Just thought I'd raise a heads up - for anyone interested - in these short publications of eyewitness accounts of WWII from the German side:
http://www.amazon.co.uk/Sprech-Media/e/B00T9J2DUI/ref=ntt_dp_epwbk_0

I've read the D-Day ones - short but riveting collections of human stories in sometimes horrific circumstances. 

However, there are others in this series - and all available under KindleUnlimited for Prime users.

Each book is only short. But the eyewitness testimonies and answers provide a rich and disturbing insight into the people, conditions, and experiences of German soldiers on the front lines.

Certainly I'd recommend anyone with any interest to check out the D-Day ones at least - I'll let you know what the tank crew ones are like after I've read them.


----------



## Brian G Turner (Dec 14, 2015)

Well, I've read three of these books so far, and for the most part the accounts are as fascinating as they are horrific.

However, in one of the books there's an inexplicable jump from German soldier POVs to one from a woman in the French Resistance, and another from the British Army. This is trange because supposedly these are eye-witness accounts collected in Germany, and therefore the change makes little sense from the supposed method of collation.

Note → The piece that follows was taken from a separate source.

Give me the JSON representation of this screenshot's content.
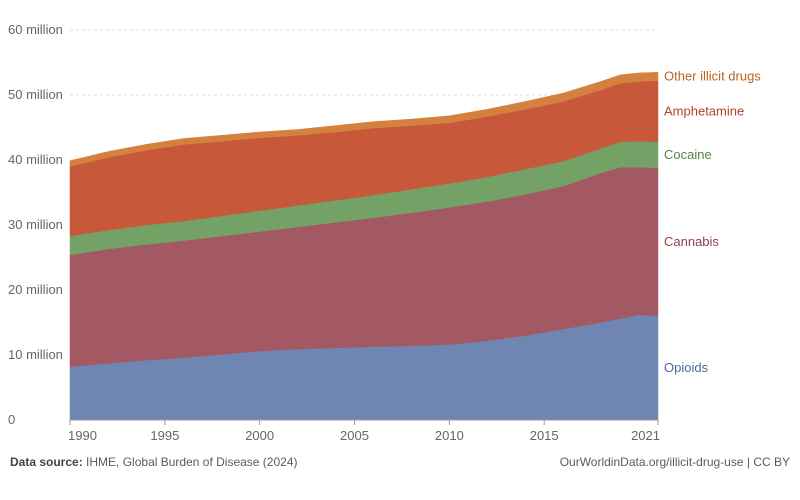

And now I've noticed on Amazon there are various reviews claiming that these are books of historical fiction, and are not authentic. This review is especially damning:
http://www.amazon.com/gp/product/R376FFTCI8/?tag=brite-21

It's difficult what to think. Some of the accounts convince by their detail of experience, and yet there _is _something that doesn't quite sit right with these supposed eye-witness accounts. The lack of identification of any of the supposed eye-witnesses is certainly troubling.


----------



## Toby Frost (Dec 14, 2015)

Have you read "Panzer Commander" by Hans von Luck? A history teacher I know says it's very good.


----------



## Brian G Turner (Dec 14, 2015)

Toby Frost said:


> Have you read "Panzer Commander" by Hans von Luck? A history teacher I know says it's very good.



It's on my research list, so there's a good chance I'll be able to order it at Christmas.


----------